私はよほどのことがない限り、人が好きなものの話は聞くようにしています。もしかしたら、自分は避けていたけれど、その中に楽しみのきっかけがあるかもしれないからです。子供の頃に好きだったトマトが、大人になってから嫌いになった友人のように、嗜好はいつ変わるかわかりませんから、自分からその変化を遠ざけてしまうのは、勿体ないと思っているのです。……ただ、私の書棚にある物は、彼がもう少し大きくなるまでは、やっぱり隠しておきましょう。
記憶に残る贈り物
先日机の引き出しの中を整理していたら、手のひらサイズの絵本が数冊、出てきました。遠い昔、祖母が旅行に行った時にどこかで買ってきてくれたものです。中に書かれているのはその場所に由来する昔話。

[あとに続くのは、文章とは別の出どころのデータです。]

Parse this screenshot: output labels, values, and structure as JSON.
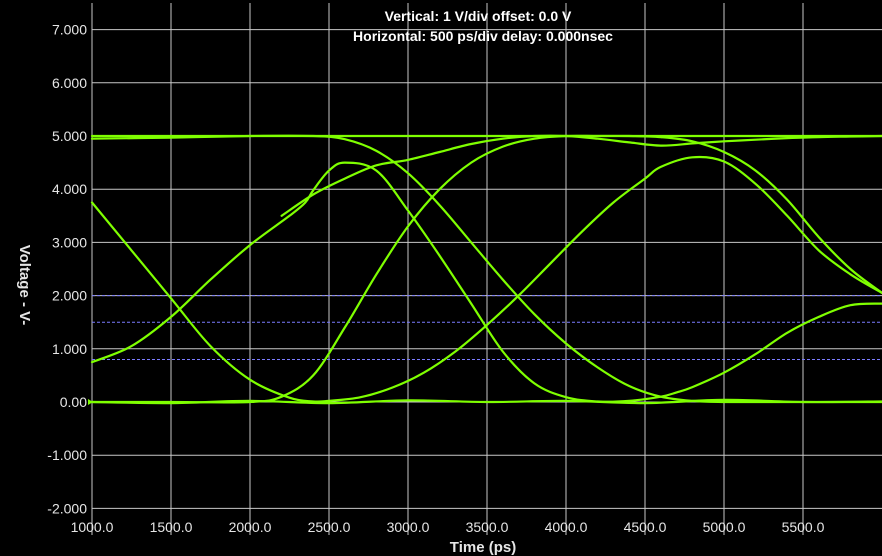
{
  "chart_data": {
    "type": "line",
    "title_lines": [
      "Vertical: 1  V/div  offset: 0.0 V",
      "Horizontal: 500 ps/div  delay: 0.000nsec"
    ],
    "xlabel": "Time  (ps)",
    "ylabel": "Voltage  -  V-",
    "xlim": [
      1000,
      6000
    ],
    "ylim": [
      -2.5,
      7.5
    ],
    "x_ticks": [
      1000,
      1500,
      2000,
      2500,
      3000,
      3500,
      4000,
      4500,
      5000,
      5500
    ],
    "x_tick_labels": [
      "1000.0",
      "1500.0",
      "2000.0",
      "2500.0",
      "3000.0",
      "3500.0",
      "4000.0",
      "4500.0",
      "5000.0",
      "5500.0"
    ],
    "y_ticks": [
      7,
      6,
      5,
      4,
      3,
      2,
      1,
      0,
      -1,
      -2
    ],
    "y_tick_labels": [
      "7.000",
      "6.000",
      "5.000",
      "4.000",
      "3.000",
      "2.000",
      "1.000",
      "0.00",
      "-1.000",
      "-2.000"
    ],
    "grid": true,
    "threshold_levels": [
      2.0,
      1.5,
      0.8
    ],
    "colors": {
      "trace": "#7fff00",
      "grid": "#c8c8c8",
      "threshold": "#7b7bff",
      "background": "#000000"
    },
    "series": [
      {
        "x": [
          1000,
          1250,
          1500,
          1750,
          2000,
          2250,
          2400,
          2500,
          2700,
          2900,
          3100,
          3300,
          3500,
          3700,
          3900,
          4100,
          4300,
          4500,
          4600,
          4800,
          5000,
          5200,
          5400,
          5600,
          5800,
          6000
        ],
        "y": [
          3.75,
          2.85,
          1.95,
          1.05,
          0.42,
          0.08,
          0.01,
          0.02,
          0.09,
          0.27,
          0.55,
          0.95,
          1.45,
          2.0,
          2.6,
          3.2,
          3.75,
          4.2,
          4.42,
          4.6,
          4.52,
          4.1,
          3.5,
          2.85,
          2.4,
          2.05
        ]
      },
      {
        "x": [
          1000,
          1250,
          1500,
          1750,
          2000,
          2250,
          2350,
          2400,
          2500,
          2600,
          2800,
          3000,
          3200,
          3400,
          3600,
          3800,
          4000,
          4200,
          4400,
          4600,
          4700,
          4800,
          5000,
          5200,
          5400,
          5600,
          5800,
          6000
        ],
        "y": [
          0.75,
          1.05,
          1.6,
          2.3,
          2.95,
          3.5,
          3.75,
          3.98,
          4.35,
          4.5,
          4.35,
          3.6,
          2.75,
          1.85,
          0.95,
          0.35,
          0.09,
          0.01,
          0.02,
          0.1,
          0.18,
          0.28,
          0.55,
          0.9,
          1.3,
          1.6,
          1.82,
          1.85
        ]
      },
      {
        "x": [
          1000,
          1500,
          2000,
          2400,
          2600,
          2800,
          3000,
          3200,
          3400,
          3600,
          3800,
          4000,
          4200,
          4400,
          4600,
          4800,
          5000,
          5200,
          5400,
          5600,
          5800,
          6000
        ],
        "y": [
          4.95,
          4.97,
          5.0,
          5.0,
          4.94,
          4.72,
          4.3,
          3.7,
          3.0,
          2.3,
          1.65,
          1.1,
          0.65,
          0.3,
          0.1,
          0.02,
          0.0,
          0.0,
          0.0,
          0.0,
          0.0,
          0.0
        ]
      },
      {
        "x": [
          1000,
          1500,
          2000,
          2200,
          2400,
          2600,
          2800,
          3000,
          3200,
          3400,
          3600,
          3800,
          4000,
          4200,
          4400,
          4600,
          4800,
          5000,
          5200,
          5400,
          5600,
          5800,
          6000
        ],
        "y": [
          0.0,
          0.0,
          0.0,
          0.1,
          0.5,
          1.4,
          2.4,
          3.3,
          4.0,
          4.5,
          4.8,
          4.95,
          5.0,
          5.0,
          5.0,
          4.98,
          4.9,
          4.7,
          4.35,
          3.8,
          3.1,
          2.5,
          2.05
        ]
      },
      {
        "x": [
          2200,
          2400,
          2600,
          2800,
          3000,
          3200,
          3400,
          3600,
          3800,
          4000,
          4200,
          4400,
          4600,
          4800,
          5000,
          5200,
          5400,
          5600,
          5800,
          6000
        ],
        "y": [
          3.5,
          3.9,
          4.2,
          4.45,
          4.55,
          4.7,
          4.85,
          4.95,
          5.0,
          5.0,
          4.95,
          4.88,
          4.82,
          4.86,
          4.9,
          4.93,
          4.96,
          4.98,
          4.99,
          5.0
        ]
      },
      {
        "x": [
          1000,
          2000,
          2500,
          3000,
          3500,
          4000,
          4500,
          5000,
          5500,
          6000
        ],
        "y": [
          5.0,
          5.0,
          5.0,
          5.0,
          5.0,
          5.0,
          5.0,
          5.0,
          5.0,
          5.0
        ]
      },
      {
        "x": [
          1000,
          1500,
          2000,
          2500,
          3000,
          3500,
          4000,
          4500,
          5000,
          5500,
          6000
        ],
        "y": [
          0.0,
          -0.02,
          0.02,
          -0.02,
          0.03,
          0.0,
          0.02,
          -0.02,
          0.04,
          0.0,
          0.01
        ]
      }
    ]
  }
}
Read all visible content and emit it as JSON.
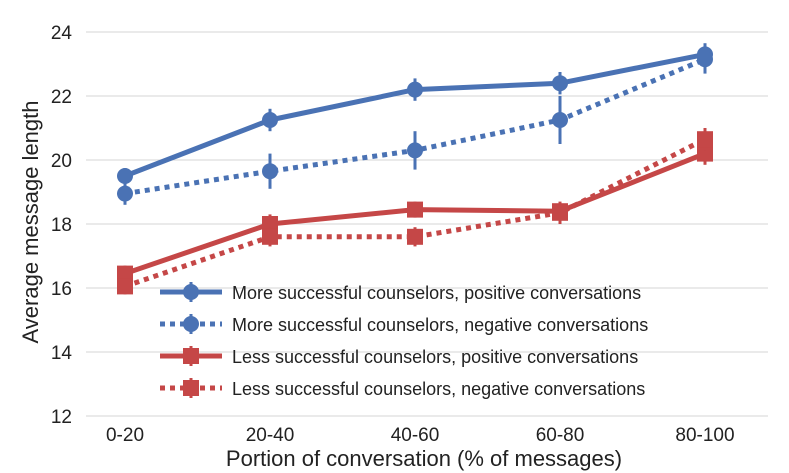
{
  "chart_data": {
    "type": "line",
    "xlabel": "Portion of conversation (% of messages)",
    "ylabel": "Average message length",
    "ylim": [
      12,
      24
    ],
    "yticks": [
      12,
      14,
      16,
      18,
      20,
      22,
      24
    ],
    "grid": "horizontal",
    "legend_position": "bottom-right",
    "categories": [
      "0-20",
      "20-40",
      "40-60",
      "60-80",
      "80-100"
    ],
    "series": [
      {
        "name": "More successful counselors, positive conversations",
        "color": "#4a72b4",
        "style": "solid",
        "marker": "circle",
        "values": [
          19.5,
          21.25,
          22.2,
          22.4,
          23.3
        ],
        "error": [
          0.25,
          0.35,
          0.35,
          0.35,
          0.35
        ]
      },
      {
        "name": "More successful counselors, negative conversations",
        "color": "#4a72b4",
        "style": "dotted",
        "marker": "circle",
        "values": [
          18.95,
          19.65,
          20.3,
          21.25,
          23.15
        ],
        "error": [
          0.35,
          0.55,
          0.6,
          0.75,
          0.45
        ]
      },
      {
        "name": "Less successful counselors, positive conversations",
        "color": "#c54747",
        "style": "solid",
        "marker": "square",
        "values": [
          16.45,
          18.0,
          18.45,
          18.4,
          20.2
        ],
        "error": [
          0.25,
          0.3,
          0.25,
          0.25,
          0.35
        ]
      },
      {
        "name": "Less successful counselors, negative conversations",
        "color": "#c54747",
        "style": "dotted",
        "marker": "square",
        "values": [
          16.05,
          17.6,
          17.6,
          18.35,
          20.65
        ],
        "error": [
          0.25,
          0.3,
          0.3,
          0.35,
          0.35
        ]
      }
    ]
  }
}
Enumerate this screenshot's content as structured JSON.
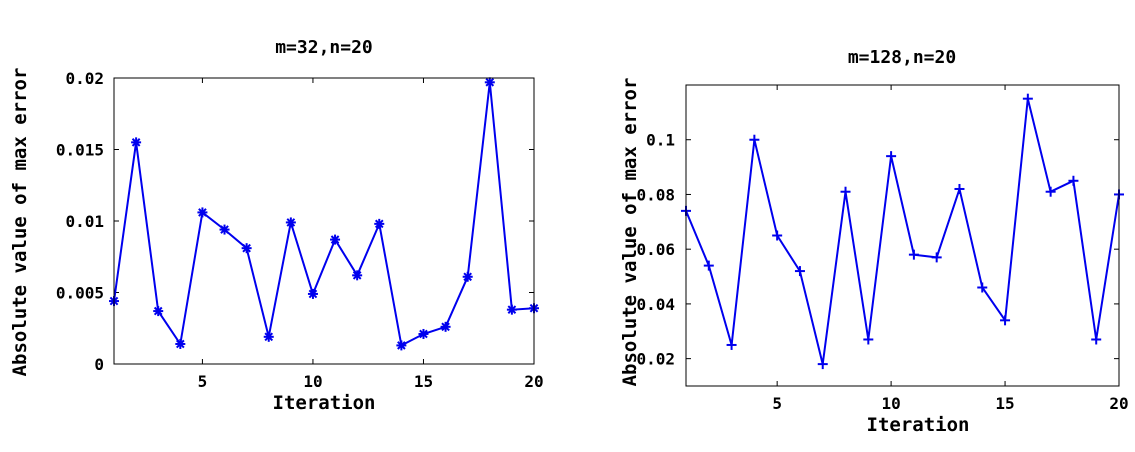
{
  "chart_data": [
    {
      "type": "line",
      "title": "m=32,n=20",
      "xlabel": "Iteration",
      "ylabel": "Absolute value of max error",
      "xlim": [
        1,
        20
      ],
      "ylim": [
        0,
        0.02
      ],
      "xticks": [
        5,
        10,
        15,
        20
      ],
      "xtick_labels": [
        "5",
        "10",
        "15",
        "20"
      ],
      "yticks": [
        0,
        0.005,
        0.01,
        0.015,
        0.02
      ],
      "ytick_labels": [
        "0",
        "0.005",
        "0.01",
        "0.015",
        "0.02"
      ],
      "grid": false,
      "marker": "asterisk",
      "color": "#0000ee",
      "series": [
        {
          "x": [
            1,
            2,
            3,
            4,
            5,
            6,
            7,
            8,
            9,
            10,
            11,
            12,
            13,
            14,
            15,
            16,
            17,
            18,
            19,
            20
          ],
          "values": [
            0.0044,
            0.0155,
            0.0037,
            0.0014,
            0.0106,
            0.0094,
            0.0081,
            0.0019,
            0.0099,
            0.0049,
            0.0087,
            0.0062,
            0.0098,
            0.0013,
            0.0021,
            0.0026,
            0.0061,
            0.0197,
            0.0038,
            0.0039
          ]
        }
      ]
    },
    {
      "type": "line",
      "title": "m=128,n=20",
      "xlabel": "Iteration",
      "ylabel": "Absolute value of max error",
      "xlim": [
        1,
        20
      ],
      "ylim": [
        0.01,
        0.12
      ],
      "xticks": [
        5,
        10,
        15,
        20
      ],
      "xtick_labels": [
        "5",
        "10",
        "15",
        "20"
      ],
      "yticks": [
        0.02,
        0.04,
        0.06,
        0.08,
        0.1
      ],
      "ytick_labels": [
        "0.02",
        "0.04",
        "0.06",
        "0.08",
        "0.1"
      ],
      "grid": false,
      "marker": "plus",
      "color": "#0000ee",
      "series": [
        {
          "x": [
            1,
            2,
            3,
            4,
            5,
            6,
            7,
            8,
            9,
            10,
            11,
            12,
            13,
            14,
            15,
            16,
            17,
            18,
            19,
            20
          ],
          "values": [
            0.074,
            0.054,
            0.025,
            0.1,
            0.065,
            0.052,
            0.018,
            0.081,
            0.027,
            0.094,
            0.058,
            0.057,
            0.082,
            0.046,
            0.034,
            0.115,
            0.081,
            0.085,
            0.027,
            0.08
          ]
        }
      ]
    }
  ]
}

せっかく見つけたので、とても懐かしく読みました。
祖母はこうした細々したものが大好きで、ほかには和紙で作られた女の子の形をした人形や香り袋など、ちょっと古風なものを贈ってくれました。その多くは残念ながらもう残っていないのですが、この絵本は、私自身がよほど大切にしていたのでしょう。ちゃんとボックス入りなのも、子供心に格好いいと思ったんですよね。とても特別な感じがしたからです。
今私のまわりには、親戚や友人知人の子など、結構な人数の子供がいます。時にはプレセントをすることもありますが、その子たちの記憶に残るようなものが贈れているといいなあ、と思いますね。今までは、玩具やぬいぐるみ、お絵かき帳に、色味の多い色鉛筆などをあげてきました。あとは図書カードですね。本当は「これがお勧め!」という作品もあるのですが、それはあくまで私の好みで、本人がどう思うかわからないので、カードに落ち着いています。祖母のように、当たりを送るのは難しいですからね。